Se sentía tan, tan triste. Afuera el sol apenas comenzaba a ocultarse, con la suave luz anaranjada entrando por los ventanales de la habitación, besando perezosamente las tabletas mortuorias y bailando entre el humo del incensario. Su hogar siempre había sido húmedo y caliente, sin embargo, en ese momento sentía un frío penetrante asentado en su pecho, un vacío extraño que pesaba y dolía. Sus piernas se sentían adormecidas por haber pasado tanto tiempo arrodillado en la misma posición, pero no podía moverse de dónde estaba. No quería, porque si se iba, su madre podría sentirse sola. Así que Jiāng Chéng permaneció muy quieto frente al altar, sólo mirando las sombras deslizándose por el suelo conforme el día se escapaba. Hasta que una sombra nueva y más sólida irrumpió entre las otras, haciendo que todo se oscureciera un poco más.

La silueta alta de su padre entró a la habitación y se quedó de pie junto él, con su rostro oculto ahí arriba, donde la luz no llegaba. Sólo entonces Jiāng Chéng notó que tenía de la mano a un niño que parecía ser casi de su edad.

—Te había estado buscando. Jiāng Chéng, este es Wèi Yīng —dijo él, y Jiāng Chéng se encogió involuntariamente.

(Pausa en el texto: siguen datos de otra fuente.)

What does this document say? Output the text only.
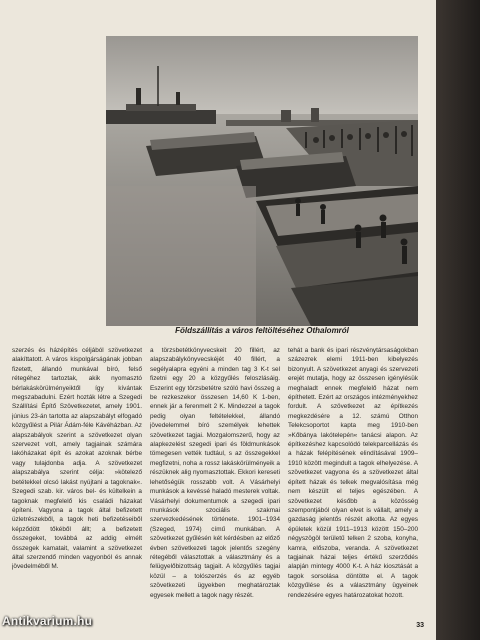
Földszállítás a város feltöltéséhez Othalomról

szerzés és házépítés céljából szövetkezet alakíttatott. A város kispolgárságának jobban fizetett, állandó munkával bíró, felső rétegéhez tartoztak, akik nyomasztó bérlakáskörülményeiktől így kívántak megszabadulni. Ezért hozták létre a Szegedi Szállítási Építő Szövetkezetet, amely 1901. június 23-án tartotta az alapszabályt elfogadó közgyűlést a Pilár Ádám-féle Kávéházban. Az alapszabályok szerint a szövetkezet olyan szervezet volt, amely tagjainak számára lakóházakat épít és azokat azoknak bérbe vagy tulajdonba adja. A szövetkezet alapszabálya szerint célja: »kötelező betétekkel olcsó lakást nyújtani a tagoknak«. Szegedi szab. kir. város bel- és kültelkein a tagoknak megfelelő kis családi házakat építeni. Vagyona a tagok által befizetett üzletrészekből, a tagok heti befizetéseiből képződött tőkéből állt; a befizetett összegeket, továbbá az addig elmélt összegek kamatait, valamint a szövetkezet által szerzendő minden vagyonból és annak jövedelméből M.

a törzsbetétkönyvecskeit 20 fillért, az alapszabálykönyvecskéjét 40 fillért, a segélyalapra egyéni a minden tag 3 K-t sel fizetni egy 20 a közgyűlés feloszlásáig. Eszerint egy törzsbetétre szóló havi összeg a be rezkeszekor összesen 14,60 K 1-ben, ennek jár a ferenmelt 2 K. Mindezzel a tagok pedig olyan feltételekkel, állandó jövedelemmel bíró személyek lehettek szövetkezet tagjai. Mozgalomszerű, hogy az alapkezelést szegedi ipari és földmunkások tömegesen vették tudtául, s az összegekkel megfizetni, noha a rossz lakáskörülményeik a részüknek alig nyomasztottak. Ekkori kereseti lehetőségük rosszabb volt. A Vásárhelyi munkások a kevéssé haladó mesterek voltak. Vásárhelyi dokumentumok a szegedi ipari munkások szociális szakmai szervezkedésének története. 1901–1934 (Szeged, 1974) című munkában. A szövetkezet gyűlésén két kérdésben az előző évben szövetkezeti tagok jelentős szegény rétegéből választottak a választmány és a felügyelőbizottság tagjait. A közgyűlés tagjai közül – a tolószerzés és az egyéb szövetkezeti ügyekben meghatároztak egyesek mellett a tagok nagy részét.

tehát a bank és ipari részvénytársaságokban százezrek elemi 1911-ben kibelyezés bizonyult. A szövetkezet anyagi és szervezeti erejét mutatja, hogy az összesen igénylésük meghaladt ennek megfelelő házat nem építhetett. Ezért az országos intézményekhez fordult. A szövetkezet az építkezés megkezdésére a 12. számú Otthon Telekcsoportot kapta meg 1910-ben »Kőbánya lakótelepén« tanácsi alapon. Az építkezéshez kapcsolódó telekparcellázás és a házak felépítésének elindításával 1909–1910 között megindult a tagok elhelyezése. A szövetkezet vagyona és a szövetkezet által épített házak és telkek megvalósítása még nem készült el teljes egészében. A szövetkezet később a közösség szempontjából olyan elvet is vállalt, amely a gazdaság jelentős részét alkotta. Az egyes épületek közül 1911–1913 között 150–200 négyszögöl területű telken 2 szoba, konyha, kamra, előszoba, veranda. A szövetkezet tagjainak házai teljes értékű szerződés alapján mintegy 4000 K-t. A ház kiosztását a tagok sorsolása döntötte el. A tagok közgyűlése és a választmány ügyeinek rendezésére egyes határozatokat hozott.

33
Antikvarium.hu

Era la primera vez que su padre le dirigía la palabra desde la ceremonia fúnebre y muy dentro suyo, había esperado que sus palabras fueran algo diferente. Pero en lugar de recibir lo que fuera que había estado esperando, su padre había traído a un niño. La voz del hombre semi cubierto en penumbra se volvió poco más que ruido sin sentido en sus oídos— ...y es por eso que se quedará con nosotros. Te hará compañía, podrán jugar juntos.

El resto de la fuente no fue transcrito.